L’imminence du chantier du nouveau groupe scolaire des Malassis fait craindre pour la survie de la bergerie de la ferme-école de la Pêche d’or.

Veille de rentrée sur les hauteurs de Bagnolet, il règne une chaleur estivale dans le quartier des Malassis : le gardien de l’école de la Pêche d’or arrose la cour de récré et donne à boire aux chèvres d’à côté tandis que des gamins et parents du quartier passent les grilles de la bergerie pour se mettre au vert et échanger quelques nouvelles. Berger, familles, habitants… tout le monde se connaît. Il flotte néanmoins une certaine inquiétude que la banderole accrochée côté école résume bien : « parents + enseignants = projet bergerie ». A l’heure où l’on parle de faire sauter le bitume des cours et de l’urgence de relier les enfants à la nature dès le plus jeune âge, il n’est pas certain que la bergerie animée par l’association Sors de terre soit encore là pour longtemps.

Développé par Gilles Amar depuis dix ans , mais toujours dans un cadre provisoire, ce lieu de partage, ouvert à tous, propose avec ses chèvres, ses brebis et ses poules un projet écologique et pédagogique qui bénéficie à des publics très divers – petits écoliers, jeunes porteurs de handicap, mineurs isolés, riverains – et, au premier chef, aux élèves de la maternelle d’à côté. La richesse des échanges quotidiens a incité l’équipe des enseignants à intégrer la bergerie dans le cadre scolaire et à rebaptiser le tout « ferme école de la Pêche d’or ». Plantées de grands arbres, ces parcelles de près de 6 000 m2 constituent en outre le seul espace de nature en pleine terre d’un quartier très bétonné, où beaucoup de familles ne partent pas en vacances.

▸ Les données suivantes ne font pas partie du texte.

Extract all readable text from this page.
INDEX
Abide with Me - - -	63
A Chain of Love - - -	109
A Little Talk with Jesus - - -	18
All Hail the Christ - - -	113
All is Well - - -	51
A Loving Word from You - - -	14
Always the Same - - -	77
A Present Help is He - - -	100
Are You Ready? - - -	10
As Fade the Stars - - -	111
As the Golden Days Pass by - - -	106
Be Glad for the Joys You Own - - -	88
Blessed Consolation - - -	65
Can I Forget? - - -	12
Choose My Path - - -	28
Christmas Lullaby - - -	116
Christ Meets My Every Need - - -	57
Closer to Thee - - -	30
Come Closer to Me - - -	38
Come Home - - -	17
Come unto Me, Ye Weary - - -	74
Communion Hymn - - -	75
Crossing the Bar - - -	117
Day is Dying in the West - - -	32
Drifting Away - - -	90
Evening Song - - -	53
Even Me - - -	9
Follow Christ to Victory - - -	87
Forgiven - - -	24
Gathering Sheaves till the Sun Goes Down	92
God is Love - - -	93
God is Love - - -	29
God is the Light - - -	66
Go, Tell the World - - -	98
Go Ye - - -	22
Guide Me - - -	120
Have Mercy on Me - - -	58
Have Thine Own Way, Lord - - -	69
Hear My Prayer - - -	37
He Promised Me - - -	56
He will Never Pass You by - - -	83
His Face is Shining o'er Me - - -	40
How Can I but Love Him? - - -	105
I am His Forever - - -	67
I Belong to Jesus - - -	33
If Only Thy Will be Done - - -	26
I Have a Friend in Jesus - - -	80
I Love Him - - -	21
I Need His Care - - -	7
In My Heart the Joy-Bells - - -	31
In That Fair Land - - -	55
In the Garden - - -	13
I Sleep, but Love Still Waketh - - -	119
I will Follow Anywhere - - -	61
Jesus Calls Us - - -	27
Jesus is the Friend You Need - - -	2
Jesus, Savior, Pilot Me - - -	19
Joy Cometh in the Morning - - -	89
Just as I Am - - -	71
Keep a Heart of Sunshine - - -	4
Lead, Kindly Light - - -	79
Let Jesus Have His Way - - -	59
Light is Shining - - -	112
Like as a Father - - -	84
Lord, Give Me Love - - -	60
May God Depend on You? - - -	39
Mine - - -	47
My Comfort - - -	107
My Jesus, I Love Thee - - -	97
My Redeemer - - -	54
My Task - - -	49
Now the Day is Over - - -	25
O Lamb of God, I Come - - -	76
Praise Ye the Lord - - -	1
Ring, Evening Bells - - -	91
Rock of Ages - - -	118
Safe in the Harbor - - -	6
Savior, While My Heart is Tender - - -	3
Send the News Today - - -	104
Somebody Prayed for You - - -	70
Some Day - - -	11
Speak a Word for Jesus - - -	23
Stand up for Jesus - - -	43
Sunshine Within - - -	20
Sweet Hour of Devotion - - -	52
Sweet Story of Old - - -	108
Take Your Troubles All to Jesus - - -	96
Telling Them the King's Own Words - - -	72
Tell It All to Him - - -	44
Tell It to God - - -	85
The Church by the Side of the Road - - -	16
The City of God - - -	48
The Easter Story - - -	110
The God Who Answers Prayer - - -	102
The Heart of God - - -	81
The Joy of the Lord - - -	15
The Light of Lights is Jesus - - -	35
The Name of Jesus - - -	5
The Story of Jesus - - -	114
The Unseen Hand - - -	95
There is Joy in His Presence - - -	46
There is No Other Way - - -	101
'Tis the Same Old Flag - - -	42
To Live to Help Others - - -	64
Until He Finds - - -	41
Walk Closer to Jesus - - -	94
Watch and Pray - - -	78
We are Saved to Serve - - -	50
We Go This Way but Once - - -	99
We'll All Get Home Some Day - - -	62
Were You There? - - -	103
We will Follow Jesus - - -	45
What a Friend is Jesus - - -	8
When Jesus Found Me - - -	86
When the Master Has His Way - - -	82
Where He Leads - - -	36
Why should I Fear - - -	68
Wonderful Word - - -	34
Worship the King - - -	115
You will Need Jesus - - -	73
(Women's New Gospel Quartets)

La mairie, qui subventionne la bergerie, lui demande aujourd’hui de partir, le temps des travaux de la nouvelle école. L’actuel bâtiment étant vétuste et exigu, il est prévu de construire un nouveau groupe scolaire deux fois plus grand avec centre de loisirs, crèche et jardin public. Un imposant bâtiment en béton de plusieurs étages, avec jardin sur le toit, qui implique de raser l’existant dont certains arbres et la bergerie. Une « aberration ! » dénonce l’association Enseignants pour la planète. « Cet endroit, c’est l’école dont on rêve tous, dans n’importe quelle brochure Montessori vous trouvez ça », explique Diane, qui habite et enseigne à Bagnolet et dont les enfants adorent aller à la bergerie. « C’est très compliqué de parler de nature entre quatre murs, on demande aux enfants de protéger un truc absent de leur vie. Il faut voir dans quoi on les fait vivre, j’ai plein d’élèves qui ne savent pas comment une chèvre produit du lait ! » Aberrant aussi, selon de nombreux parents, de prévoir un jardin en hauteur pour des maternelles.

Plantées de grands arbres, ces parcelles sont le seul espace de nature dans un quartier populaire trés bétonné. 

Diane

Les membres de l’association Sors de terre ont planché sur un autre projet architectural, de plain-pied, en bois et qui n’implique pas de tout raser, « plus écologique » selon eux. Trop tard, répond la mairie, « la période de concertation est passée, il fallait s’en saisir. Le projet est en cours depuis 2009, on ne prend personne par surprise, il y a eu un dialogue ininterrompu avec Gilles Amar, nous avons accédé à plusieurs de ses demandes, notamment que l’école jouxte la bergerie. Des engagements financiers ont été pris, les travaux doivent démarrer en janvier 2022 pour que tout soit fini à la rentrée 2023 ».

Mi-août, la mairie a envoyé un huissier à Gilles Amar, assurant néanmoins qu’il retrouvera sa place au terme du chantier. Ce dont doutent certains parents d’élèves qui ne souhaitent  pas être cités. Et d’ici là, où aller avec les chèvres ? Les différentes solutions proposées par la municipalité ne semblent pas convenir. Fin août, une pétition publiée dans Le Monde, signée par Catherine Bonzi, la directrice de l’école, Anne-Sophie Colonna, représentante des parents d’élèves, mais aussi par le botaniste Francis Hallé, le philosophe Dominique Bourg et la journaliste Moïna Fauchier-Delavigne, a échauffé les esprits. Désormais, du côté de l’école, plus personne ne veut parler et les travaux préparatoires ont commencé.